We have also chosen to allow 5 parameters to vary during the fitting procedures. The initial values and the ranges for these parameters are set in the parameter section of the json structure.

First iteration

The first iteration will produce 2 figures. Note that because MATMyoSim runs the simulations for a tension-pCa curve in parallel using a batch structure, the figures for individual simulations don’t display. If you want to check individual simulations, you need to run them one at a time.

Fig 3 summarizes how the simulation matches the target data defined in the optimization structure.

  • top panel, compares the current simulation to the target data
  • middle panel, shows the relative errors for the different trials (although there is only 1 in this case)
  • bottom panel, shows the parameter values

summary

Fig 4 shows a single circle. This is the value of the error function which quantifies the difference between the current simulation and the target data. The goal of the fitting procedure is to lower this value in successive iterations.

progress

Iterations

The code will continue to run simulations adjusting the values of the two parameters, k_2 and k_on, in an attempt to get the simulated force values to match the target data. As the iterations progress, the value of the error function will trend down, indicating that the fit is getting better.

Final fit

The final summary and progress figures are shown below. Note that your progress figure might look slightly different because the optimization is based on randomly generated numbers.

summary

progress

Recovering the best fit

Each time the optimization process found a better fit, it

  • updated the optimization template in best_opt_file_string. This file is identical to the original optimization structure but with updated p values.
  • wrote the model files for each job to the best_model_folder.

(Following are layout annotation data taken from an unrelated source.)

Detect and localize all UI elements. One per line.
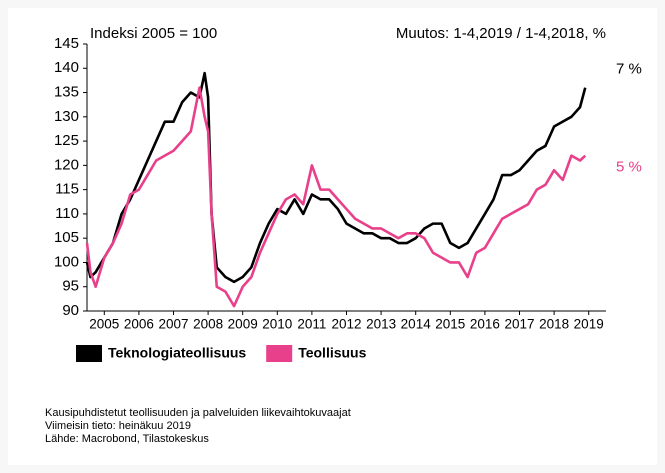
note: Kausipuhdistetut teollisuuden ja palvelu… (45, 407, 351, 419)
x-tick-label: 2017 (504, 317, 534, 332)
legend-swatch (76, 345, 102, 362)
y-tick-label: 90 (62, 302, 79, 319)
end-label: 7 % (616, 61, 642, 78)
legend-swatch (266, 345, 293, 362)
x-tick-label: 2013 (366, 317, 396, 332)
x-tick-label: 2014 (401, 317, 432, 332)
x-tick-label: 2006 (124, 317, 154, 332)
x-tick-label: 2018 (539, 317, 569, 332)
legend-label: Teollisuus (298, 345, 366, 361)
y-tick-label: 115 (55, 181, 79, 198)
y-tick-label: 110 (55, 205, 79, 222)
y-tick-label: 135 (54, 84, 79, 101)
x-tick-label: 2015 (435, 317, 465, 332)
x-tick-label: 2009 (228, 317, 258, 332)
x-tick-label: 2012 (331, 317, 361, 332)
x-tick-label: 2016 (470, 317, 500, 332)
y-tick-label: 140 (54, 59, 79, 76)
panel (8, 8, 657, 465)
y-axis-label: Indeksi 2005 = 100 (90, 25, 217, 42)
x-tick-label: 2010 (262, 317, 292, 332)
y-tick-label: 130 (54, 108, 79, 125)
x-tick-label: 2019 (574, 317, 604, 332)
y-tick-label: 120 (54, 156, 79, 173)
series-line (85, 86, 587, 308)
x-tick-label: 2011 (297, 317, 326, 332)
x-tick-label: 2005 (89, 317, 119, 332)
y-tick-label: 125 (54, 132, 79, 149)
y-tick-label: 95 (62, 278, 79, 295)
subtitle: Muutos: 1-4,2019 / 1-4,2018, % (396, 25, 606, 42)
series-line (85, 71, 587, 284)
end-label: 5 % (616, 159, 642, 176)
x-tick-label: 2007 (158, 317, 188, 332)
note: Viimeisin tieto: heinäkuu 2019 (45, 420, 191, 432)
note: Lähde: Macrobond, Tilastokeskus (45, 433, 209, 445)
x-tick-label: 2008 (193, 317, 223, 332)
y-tick-label: 100 (54, 253, 79, 270)
legend-label: Teknologiateollisuus (108, 345, 246, 361)
y-tick-label: 105 (54, 229, 79, 246)
y-tick-label: 145 (54, 35, 79, 52)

You can recreate the best fitting simulation using these files. For example, you can update the demo code so that optimization file string points to temp/best/single_tension_pCa.json. If you also set the single_run option to 1 in the last line, the code will only create a single curve. That is, it won’t try and optimize a fit that should already be ‘optimal’.

If you need to access the data for individual simulations, you can load the *.myo files defined in the job structures. See other demos on how to do this.